Riset & Data Kebaya
Gelisah dengan situasi tersebut, para perempuan pecinta kebaya yang tergabung dalam Komunitas Perempuan Berkebaya langsung menanggapinya sebagai lampu kuning. Mereka tak ingin citra kebaya sebagai pakaian nasional RI bergeser ke Negeri Jiran.
Komunitas yang memiliki 40 anggota di Jakarta itu menunjukkan eksistensi dengan konsisten menggunakan kebaya untuk segala kegiatan sehari-hari. Latar belakang para anggotanya pun bermacam-macam, mulai dari notaris, humas, wartawan, penulis, hingga penerjemah.
"Kami berharap kebaya juga bisa menjadinational herigateyang diakui dunia seperti batik. Apalagi, Malaysia sudah mulai sering mengaku-aku kebaya sebagai milik mereka. Di KTT Asean 2015, [para panitia dari Kuala Lumpur] menggunakan kebaya sebagai pakaian resmi," ujar salah satu pendiri komunitas tersebut, Rahmi Hidayati.
Dia mengaku di beberapa acara internasional di Eropa, di mana dirinya menggunakan kebaya untuk merepresentasikan Indonesia, banyak warga Benua Biru yang mengira dirinya adalah orang Malaysia. Pakaian adatmu seperti milik Malaysiaya, demikian kata mereka.

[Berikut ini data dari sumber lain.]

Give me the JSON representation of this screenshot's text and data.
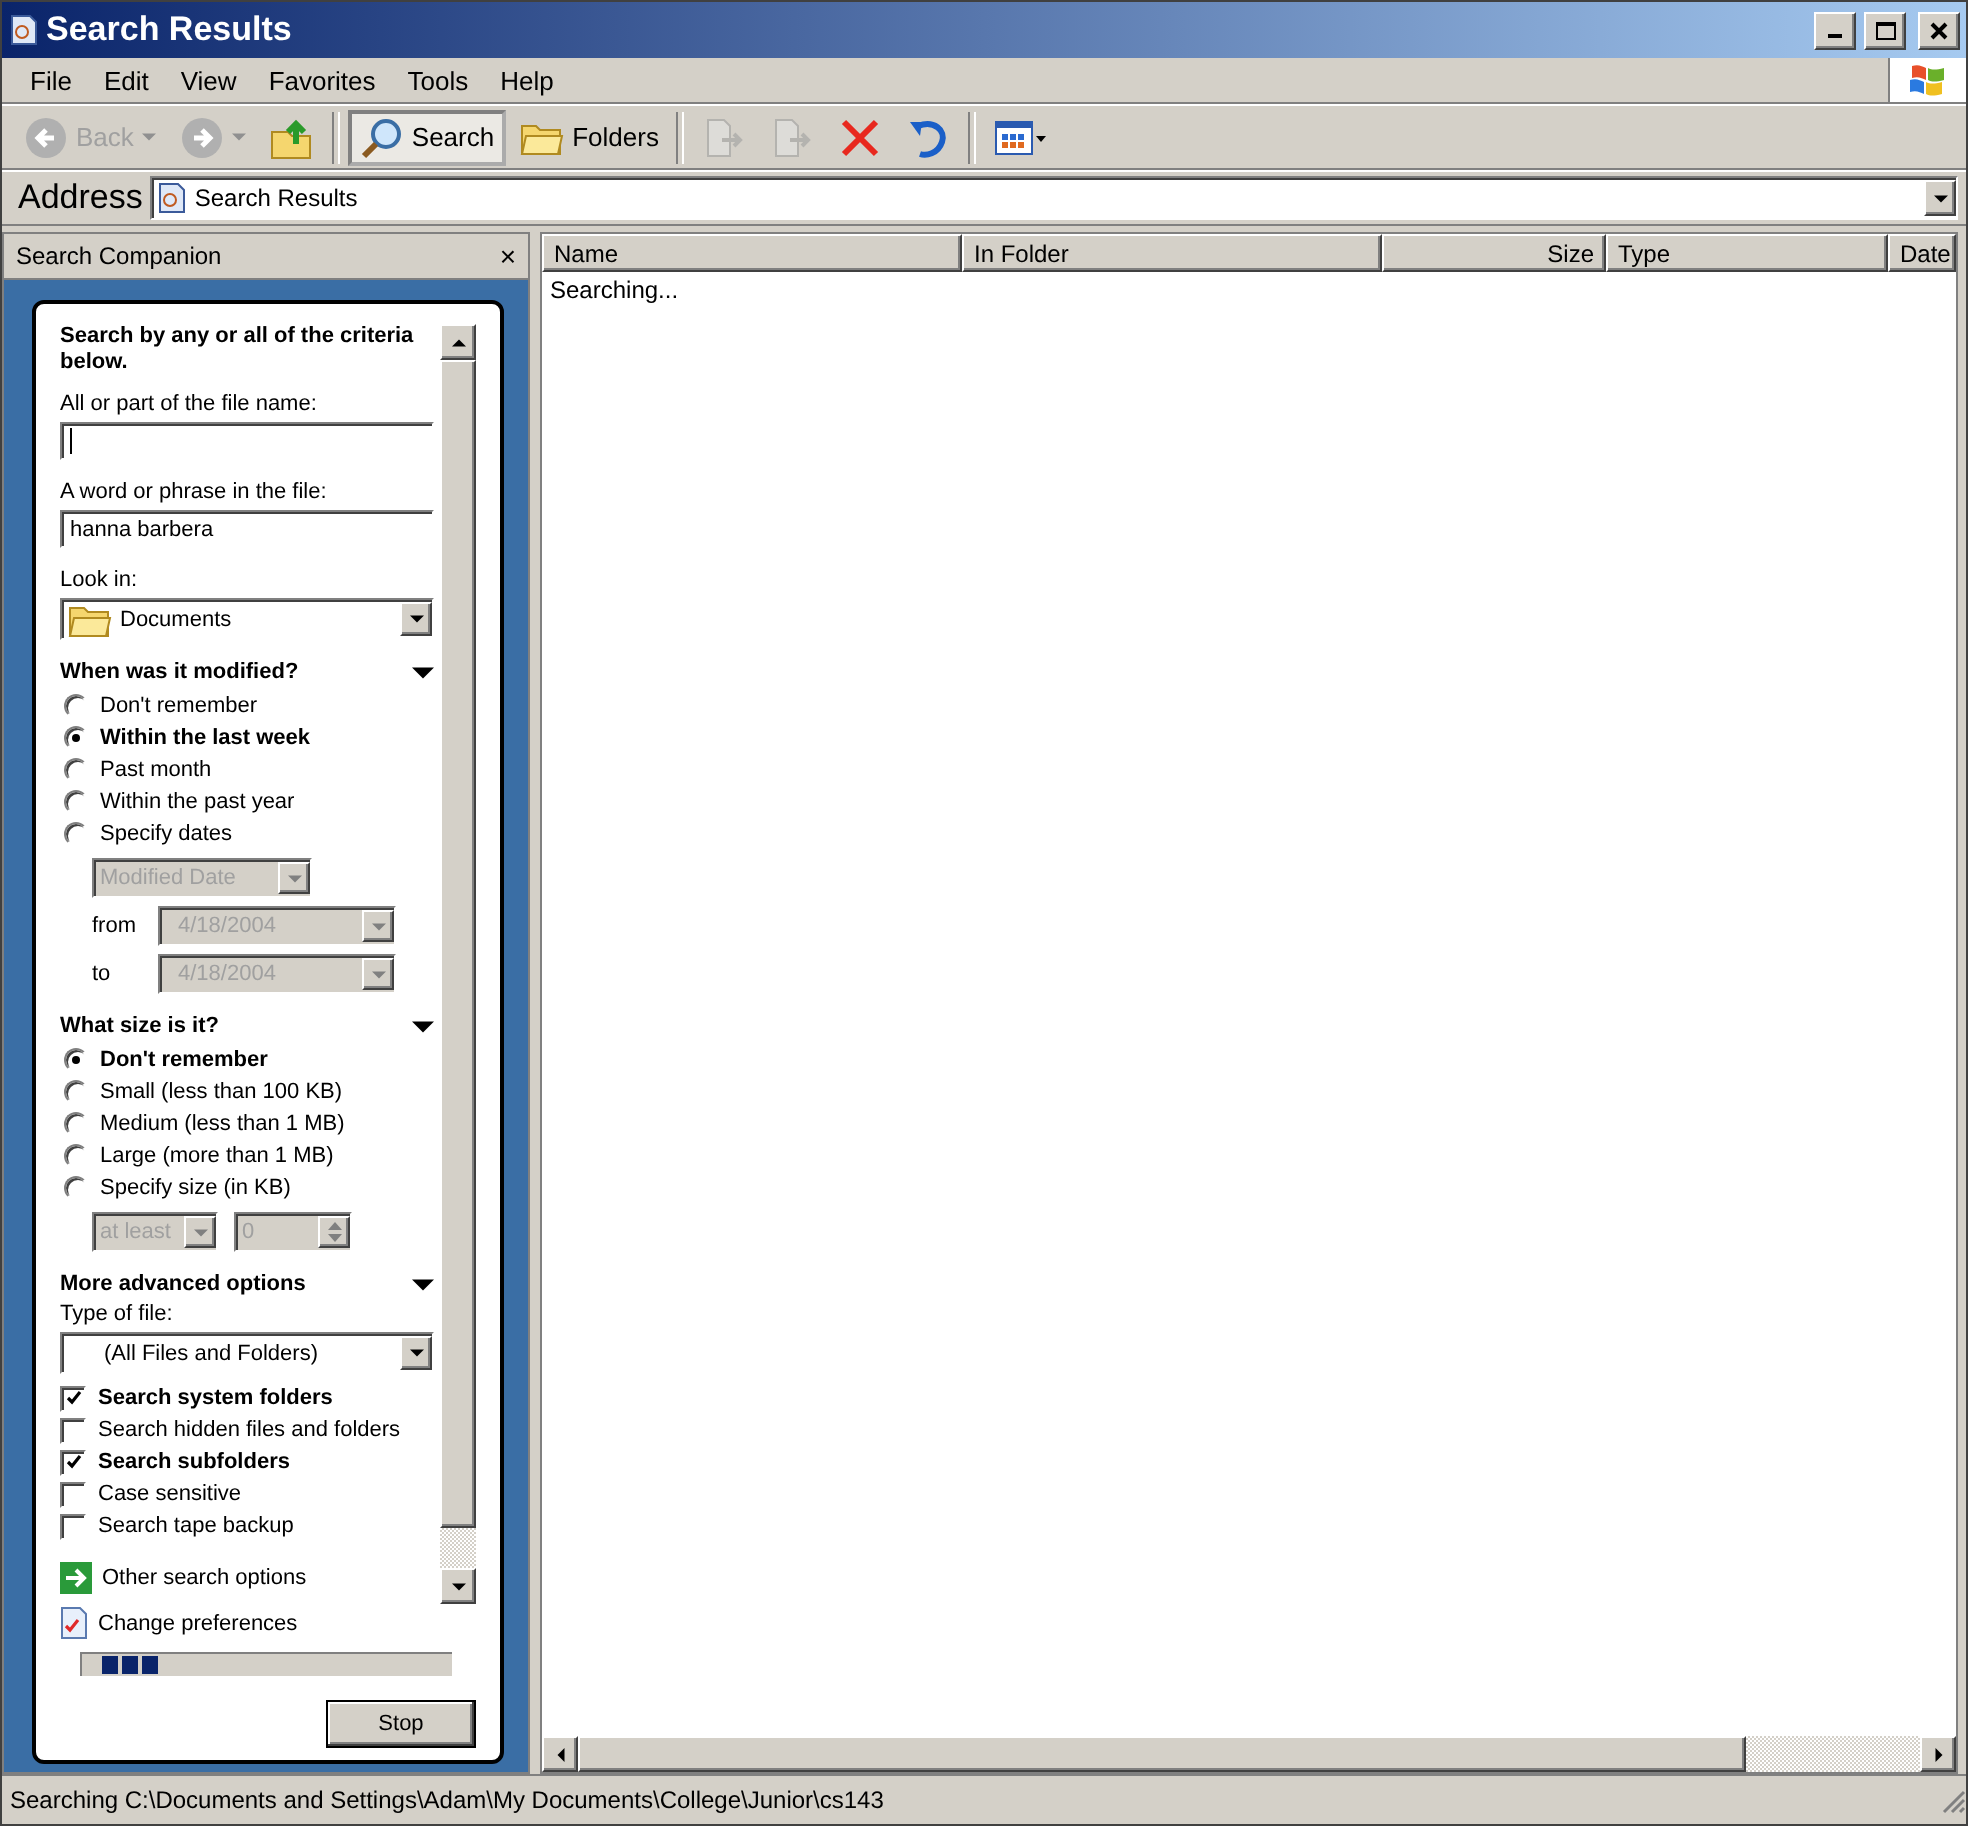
{
  "window": {
    "title": "Search Results"
  },
  "menu": [
    {
      "label": "File"
    },
    {
      "label": "Edit"
    },
    {
      "label": "View"
    },
    {
      "label": "Favorites"
    },
    {
      "label": "Tools"
    },
    {
      "label": "Help"
    }
  ],
  "toolbar": [
    {
      "kind": "nav",
      "label": "Back",
      "disabled": true
    },
    {
      "kind": "nav",
      "disabled": true
    },
    {
      "kind": "icon",
      "disabled": false
    },
    {
      "kind": "sep"
    },
    {
      "kind": "toggle",
      "label": "Search",
      "selected": true
    },
    {
      "kind": "toggle",
      "label": "Folders",
      "selected": false
    },
    {
      "kind": "sep"
    },
    {
      "kind": "icon",
      "disabled": true
    },
    {
      "kind": "icon",
      "disabled": true
    },
    {
      "kind": "icon",
      "disabled": false
    },
    {
      "kind": "icon",
      "disabled": false
    },
    {
      "kind": "sep"
    },
    {
      "kind": "icon",
      "disabled": false
    }
  ],
  "address": {
    "label": "Address",
    "value": "Search Results"
  },
  "search_companion": {
    "title": "Search Companion",
    "close": "×",
    "heading": "Search by any or all of the criteria below.",
    "file_name": {
      "label": "All or part of the file name:"
    },
    "phrase": {
      "label": "A word or phrase in the file:",
      "value": "hanna barbera"
    },
    "look_in": {
      "label": "Look in:",
      "value": "Documents"
    },
    "modified": {
      "title": "When was it modified?",
      "expanded": true,
      "options": [
        {
          "label": "Don't remember",
          "selected": false
        },
        {
          "label": "Within the last week",
          "selected": true
        },
        {
          "label": "Past month",
          "selected": false
        },
        {
          "label": "Within the past year",
          "selected": false
        },
        {
          "label": "Specify dates",
          "selected": false
        }
      ],
      "date_type": {
        "value": "Modified Date",
        "disabled": true
      },
      "from": {
        "label": "from",
        "value": "4/18/2004",
        "disabled": true
      },
      "to": {
        "label": "to",
        "value": "4/18/2004",
        "disabled": true
      }
    },
    "size": {
      "title": "What size is it?",
      "expanded": true,
      "options": [
        {
          "label": "Don't remember",
          "selected": true
        },
        {
          "label": "Small (less than 100 KB)",
          "selected": false
        },
        {
          "label": "Medium (less than 1 MB)",
          "selected": false
        },
        {
          "label": "Large (more than 1 MB)",
          "selected": false
        },
        {
          "label": "Specify size (in KB)",
          "selected": false
        }
      ],
      "comparison": {
        "value": "at least",
        "disabled": true
      },
      "amount": {
        "value": "0",
        "disabled": true
      }
    },
    "advanced": {
      "title": "More advanced options",
      "expanded": true,
      "type_label": "Type of file:",
      "type_value": "(All Files and Folders)",
      "checks": [
        {
          "label": "Search system folders",
          "checked": true
        },
        {
          "label": "Search hidden files and folders",
          "checked": false
        },
        {
          "label": "Search subfolders",
          "checked": true
        },
        {
          "label": "Case sensitive",
          "checked": false
        },
        {
          "label": "Search tape backup",
          "checked": false
        }
      ]
    },
    "links": [
      {
        "label": "Other search options"
      },
      {
        "label": "Change preferences"
      }
    ],
    "progress": {
      "level": 0.17
    },
    "stop": "Stop"
  },
  "results": {
    "columns": [
      {
        "label": "Name"
      },
      {
        "label": "In Folder"
      },
      {
        "label": "Size"
      },
      {
        "label": "Type"
      },
      {
        "label": "Date"
      }
    ],
    "message": "Searching..."
  },
  "status_bar": {
    "text": "Searching C:\\Documents and Settings\\Adam\\My Documents\\College\\Junior\\cs143"
  }
}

Pengalaman serupa juga kerap terjadi pada rekan-rekan Rahmi di luar negeri. Karena berkebaya, mereka justru disangka sebagai perempuan asal Malaysia. Betapa ironisnya hal tersebut!
Untuk mengupayakan agar kebaya diakui sebagai warisan budaya milik Indonesia oleh dunia, harus ada perjuangan ekstra keras dari warga Tanah Air. Salah satunya adalah memulai riset yang komprehensif dan pendataan yang kuat tentang kebaya itu sendiri.
Kami selalu membuat kegiatan yang mendukung kampanye berkebaya, seperti belajar membatik bersama. Pada saat bersamaan, kami mengupayakan untuk mendalami kebaya secara ilmiah melalui kerjasama dengan lembaga riset untuk menggali arsip tetang kebaya.
Bagaimanapun, Rahmi mengatakan komunitas yang baru terbentuk pada 4 Desember 2014 itu masih harus melalui jalan yang sangat panjang untuk bisa menggelorakan semangat cinta berkebaya di dalam negeri agar citra kebaya sebagai pakaian nasional bisa diamankan.